Seit unserer gemeinsamen Zeit bei jetzt.de bin ich mit Peter Wagner befreundet. Unlängst überraschte er mich mit einem Eintrag auf LinkedIn, der mich so sehr fasziniert hat, dass ich ihm ein Chat-Interview vorschlug. Hier ist das Ergebnis:
Du hast in deiner LinkedIn-Bio „Head of Listening“ geschrieben. Wie kommst du dazu?
Ich arbeite seit Jahren in der Kommunikation, ich schreibe, redigiere, filme oder moderiere. Das Ergebnis sind Texte, Bewegtbild oder Veranstaltungen. Daran werde ich gemessen. Dabei setzen diese Ergebnisse Vorarbeiten voraus, in denen es meist ums Zuhören geht. Ein Beispiel: Ich besuche für die interne Kommunikation eines Unternehmens eine Messe und spreche mit zehn Kolleginnen über ihre Eindrücke. Was dann zählt, ist der kleine Text fürs Intranet – und nicht die sechs Stunden, die ich den Leuten auf der Messe zugehört habe, in denen jede Kollegin im Gespräch die Chance hatte, ihre Arbeit zu beschreiben, Entwicklungen zu kommentieren oder eine Idee für das Unternehmen zu formulieren. Kommunikation besteht zu 20 Prozent aus Produktion und zu 80 Prozent aus Zuhören. Mir war es ein Anliegen, den 80 Prozent ihren Platz in meiner Jobbeschreibung zu geben.

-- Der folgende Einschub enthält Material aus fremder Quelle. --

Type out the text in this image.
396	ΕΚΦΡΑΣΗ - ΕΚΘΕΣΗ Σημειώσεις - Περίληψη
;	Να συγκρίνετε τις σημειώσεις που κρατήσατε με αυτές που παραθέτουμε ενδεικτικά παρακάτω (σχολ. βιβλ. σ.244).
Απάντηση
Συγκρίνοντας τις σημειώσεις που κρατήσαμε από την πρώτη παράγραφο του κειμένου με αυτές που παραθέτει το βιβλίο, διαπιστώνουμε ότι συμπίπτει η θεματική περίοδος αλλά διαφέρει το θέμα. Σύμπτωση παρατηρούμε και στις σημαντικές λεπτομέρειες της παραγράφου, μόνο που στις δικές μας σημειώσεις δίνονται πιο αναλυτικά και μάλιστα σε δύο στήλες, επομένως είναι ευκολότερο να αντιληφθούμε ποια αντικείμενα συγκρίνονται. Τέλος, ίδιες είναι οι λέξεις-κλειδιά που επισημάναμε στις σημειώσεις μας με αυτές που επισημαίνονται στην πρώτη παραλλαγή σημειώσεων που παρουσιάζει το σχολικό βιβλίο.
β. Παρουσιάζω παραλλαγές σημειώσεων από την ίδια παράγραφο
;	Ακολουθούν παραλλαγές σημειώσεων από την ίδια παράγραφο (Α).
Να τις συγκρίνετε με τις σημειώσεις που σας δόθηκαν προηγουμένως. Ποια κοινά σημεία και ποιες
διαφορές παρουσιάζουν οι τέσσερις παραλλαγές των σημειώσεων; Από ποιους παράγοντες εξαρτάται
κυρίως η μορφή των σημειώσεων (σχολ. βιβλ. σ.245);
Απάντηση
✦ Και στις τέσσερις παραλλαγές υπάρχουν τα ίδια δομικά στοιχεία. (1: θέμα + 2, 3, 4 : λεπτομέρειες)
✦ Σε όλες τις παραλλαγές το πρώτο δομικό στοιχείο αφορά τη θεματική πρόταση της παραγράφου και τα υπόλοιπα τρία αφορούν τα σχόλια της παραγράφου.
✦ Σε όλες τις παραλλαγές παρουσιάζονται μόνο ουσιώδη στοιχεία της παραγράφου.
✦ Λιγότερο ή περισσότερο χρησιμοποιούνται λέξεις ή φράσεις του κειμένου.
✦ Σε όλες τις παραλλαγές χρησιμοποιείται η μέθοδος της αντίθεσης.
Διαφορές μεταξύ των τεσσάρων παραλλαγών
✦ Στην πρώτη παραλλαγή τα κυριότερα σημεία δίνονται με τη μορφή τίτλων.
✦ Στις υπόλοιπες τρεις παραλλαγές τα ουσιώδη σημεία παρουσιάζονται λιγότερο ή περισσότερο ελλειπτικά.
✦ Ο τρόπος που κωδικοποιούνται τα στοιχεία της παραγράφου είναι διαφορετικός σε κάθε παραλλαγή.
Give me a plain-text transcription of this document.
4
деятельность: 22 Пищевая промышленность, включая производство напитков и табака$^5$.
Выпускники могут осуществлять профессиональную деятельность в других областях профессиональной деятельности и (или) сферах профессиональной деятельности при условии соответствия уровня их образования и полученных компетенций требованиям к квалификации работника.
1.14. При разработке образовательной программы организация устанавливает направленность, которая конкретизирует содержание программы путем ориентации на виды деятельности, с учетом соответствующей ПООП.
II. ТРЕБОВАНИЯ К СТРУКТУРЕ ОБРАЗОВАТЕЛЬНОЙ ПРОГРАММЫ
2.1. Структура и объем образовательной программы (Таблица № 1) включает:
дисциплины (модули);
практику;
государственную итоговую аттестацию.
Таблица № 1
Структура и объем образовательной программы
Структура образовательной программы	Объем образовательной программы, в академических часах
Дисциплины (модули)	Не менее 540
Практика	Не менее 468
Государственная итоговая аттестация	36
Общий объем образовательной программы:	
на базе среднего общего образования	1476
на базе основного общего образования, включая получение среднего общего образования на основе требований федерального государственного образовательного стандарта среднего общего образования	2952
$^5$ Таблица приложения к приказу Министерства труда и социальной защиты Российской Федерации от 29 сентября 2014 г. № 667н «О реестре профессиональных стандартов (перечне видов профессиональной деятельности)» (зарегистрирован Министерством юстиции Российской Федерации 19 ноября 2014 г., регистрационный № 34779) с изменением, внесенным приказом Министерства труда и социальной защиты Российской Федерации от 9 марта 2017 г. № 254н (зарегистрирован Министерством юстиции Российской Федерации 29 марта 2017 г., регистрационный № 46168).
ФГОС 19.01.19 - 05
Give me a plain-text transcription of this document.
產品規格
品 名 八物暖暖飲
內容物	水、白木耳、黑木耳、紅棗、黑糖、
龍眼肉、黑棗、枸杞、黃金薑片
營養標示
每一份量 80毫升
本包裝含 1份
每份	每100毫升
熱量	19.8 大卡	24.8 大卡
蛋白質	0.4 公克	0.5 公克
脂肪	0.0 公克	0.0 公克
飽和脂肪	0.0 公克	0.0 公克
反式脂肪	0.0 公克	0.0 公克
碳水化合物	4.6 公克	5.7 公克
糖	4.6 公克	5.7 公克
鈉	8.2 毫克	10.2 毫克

Ich glaube ja, dass genau diese Aufmerksamkeit in einer Welt voller KI-Inhalte noch wichtiger wird. Gleichzeitig frage ich mich immer: Wo lernt man das?
Jap, genau mein Gedanke. Künstliche Intelligenz kann die Produktion vereinfachen. Das Zuhören aber, Mensch neben Mensch, das wird uns bleiben. Wie man es lernt? Wahrscheinlich müssen wir es nicht lernen, sondern nur üben. Wir sind so sehr auf Senden geeicht, auf Botschaft, auf Kommentierung, dass das echte Zuhören – ohne Reingrätschen, ohne Dauerkommentierung, ohne Wertung – eine Leistung geworden ist. Geht mir ja selbst so. Aber ich glaube, es ist eine Fähigkeit, die das Zusammenleben besser machen kann.
Das journalistische Format, das diesem Zuhören am nächsten kommt, ist vermutlich das Interview. Du führst solche Interviews für den Eichenau Podcast, den du mit Lena Jakat machst. Ihr habt den unlängst beim b-future-Festival vorgestellt. Danach las ich irgendwo den Satz „Zuhören ist das neue ,Sagen, was ist'“. Kannst du das erklären?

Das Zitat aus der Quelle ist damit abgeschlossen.